What it means for you

– all taxes, can be the subject of a director penalty notice — in other words, shifting those tax liabilities from a company to an individual.

– the ATO can now collect estimates of anticipated GST liabilities and make company directors personally liable for their company’s GST liabilities in certain circumstances

– as well as directors possibly facing personal liability, the options available to the ATO under its director penalty regime includes garnishee proceedings to recover amounts owed, offsetting amounts owed against any other tax credits, and initiating legal recovery proceedings. Before any of such actions are taken, the ATO is obliged to issue a “director penalty notice” outlining the unpaid amounts and remission options open to the concerned directors.

– the ATO will be able to issue notices of estimated net amounts of GST to businesses that have not lodged a return. The estimation will then be due at the GST lodgement due date unless this is over-ridden by an actual GST amount through the lodgement of the overdue return. Estimates may be reduced if sworn statements are provided, although there may be some discretion in this area.

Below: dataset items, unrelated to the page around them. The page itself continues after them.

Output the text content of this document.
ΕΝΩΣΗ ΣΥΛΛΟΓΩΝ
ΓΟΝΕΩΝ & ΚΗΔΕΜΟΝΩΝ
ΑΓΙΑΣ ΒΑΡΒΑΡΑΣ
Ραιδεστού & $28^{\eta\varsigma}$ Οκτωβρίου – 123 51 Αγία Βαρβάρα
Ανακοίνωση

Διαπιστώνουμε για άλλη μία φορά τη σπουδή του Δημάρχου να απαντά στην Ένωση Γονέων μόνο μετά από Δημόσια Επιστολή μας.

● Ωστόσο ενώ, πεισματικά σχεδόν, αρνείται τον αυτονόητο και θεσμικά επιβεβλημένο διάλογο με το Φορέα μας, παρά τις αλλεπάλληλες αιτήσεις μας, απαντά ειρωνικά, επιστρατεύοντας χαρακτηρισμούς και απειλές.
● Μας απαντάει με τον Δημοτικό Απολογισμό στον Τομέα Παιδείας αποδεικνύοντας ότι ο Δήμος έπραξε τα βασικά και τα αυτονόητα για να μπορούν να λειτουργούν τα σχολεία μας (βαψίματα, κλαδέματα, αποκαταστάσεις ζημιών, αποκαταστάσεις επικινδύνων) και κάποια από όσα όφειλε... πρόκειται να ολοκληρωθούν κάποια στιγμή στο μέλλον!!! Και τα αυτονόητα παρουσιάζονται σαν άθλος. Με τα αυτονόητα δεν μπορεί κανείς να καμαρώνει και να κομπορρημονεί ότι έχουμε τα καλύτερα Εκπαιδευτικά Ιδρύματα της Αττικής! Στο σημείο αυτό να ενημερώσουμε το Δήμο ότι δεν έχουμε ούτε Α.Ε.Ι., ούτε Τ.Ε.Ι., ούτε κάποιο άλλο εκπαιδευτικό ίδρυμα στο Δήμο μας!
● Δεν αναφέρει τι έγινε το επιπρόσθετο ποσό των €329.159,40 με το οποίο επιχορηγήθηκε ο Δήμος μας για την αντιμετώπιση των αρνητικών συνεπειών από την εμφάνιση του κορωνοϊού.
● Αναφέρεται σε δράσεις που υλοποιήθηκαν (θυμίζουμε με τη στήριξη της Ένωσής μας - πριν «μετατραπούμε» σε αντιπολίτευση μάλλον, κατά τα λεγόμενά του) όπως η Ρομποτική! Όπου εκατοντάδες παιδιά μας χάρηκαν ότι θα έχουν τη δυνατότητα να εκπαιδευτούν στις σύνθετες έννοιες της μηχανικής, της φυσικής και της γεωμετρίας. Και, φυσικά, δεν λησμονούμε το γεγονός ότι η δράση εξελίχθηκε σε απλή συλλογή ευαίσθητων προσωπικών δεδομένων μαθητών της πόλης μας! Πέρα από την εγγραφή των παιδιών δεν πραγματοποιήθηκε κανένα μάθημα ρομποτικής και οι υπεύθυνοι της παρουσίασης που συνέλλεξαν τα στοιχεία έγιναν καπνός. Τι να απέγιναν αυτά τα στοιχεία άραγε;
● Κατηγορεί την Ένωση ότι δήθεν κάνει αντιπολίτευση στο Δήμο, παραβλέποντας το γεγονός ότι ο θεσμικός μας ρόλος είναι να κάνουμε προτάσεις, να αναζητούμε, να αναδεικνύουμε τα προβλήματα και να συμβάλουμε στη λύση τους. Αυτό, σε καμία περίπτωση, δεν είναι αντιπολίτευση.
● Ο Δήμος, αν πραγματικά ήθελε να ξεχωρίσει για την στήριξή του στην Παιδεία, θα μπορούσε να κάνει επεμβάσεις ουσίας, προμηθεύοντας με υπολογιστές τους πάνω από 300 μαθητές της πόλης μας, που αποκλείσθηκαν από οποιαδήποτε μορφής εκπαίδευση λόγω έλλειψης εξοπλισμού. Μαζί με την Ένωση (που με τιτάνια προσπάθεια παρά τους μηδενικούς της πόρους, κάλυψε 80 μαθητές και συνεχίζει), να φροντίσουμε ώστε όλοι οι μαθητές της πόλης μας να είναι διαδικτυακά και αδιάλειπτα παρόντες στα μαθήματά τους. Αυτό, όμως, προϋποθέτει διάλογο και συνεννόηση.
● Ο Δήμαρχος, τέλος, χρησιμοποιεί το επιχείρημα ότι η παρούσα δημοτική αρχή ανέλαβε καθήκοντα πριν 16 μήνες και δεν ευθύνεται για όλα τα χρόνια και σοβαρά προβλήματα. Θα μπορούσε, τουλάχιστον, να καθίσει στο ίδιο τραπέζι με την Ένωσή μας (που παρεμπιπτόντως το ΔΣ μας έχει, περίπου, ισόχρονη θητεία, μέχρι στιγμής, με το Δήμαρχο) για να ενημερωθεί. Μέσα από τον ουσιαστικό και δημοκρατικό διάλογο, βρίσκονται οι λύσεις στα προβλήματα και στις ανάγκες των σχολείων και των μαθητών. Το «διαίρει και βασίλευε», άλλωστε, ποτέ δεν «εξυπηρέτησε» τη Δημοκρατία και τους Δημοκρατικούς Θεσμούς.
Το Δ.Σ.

As with the other categories of director penalties, the penalty arises when the director’s obligation is unsatisfied on the due date, in this case, the day the company is required to pay the assessed net amount or GST instalment. The legislation also adds an ability for the ATO to retain tax refunds if a return is not lodged or other relevant information is not provided.

This legislation highlights the need to plan early if you are having difficulties paying your ATO debts. Obtaining tax advice will play a critical role in these circumstances.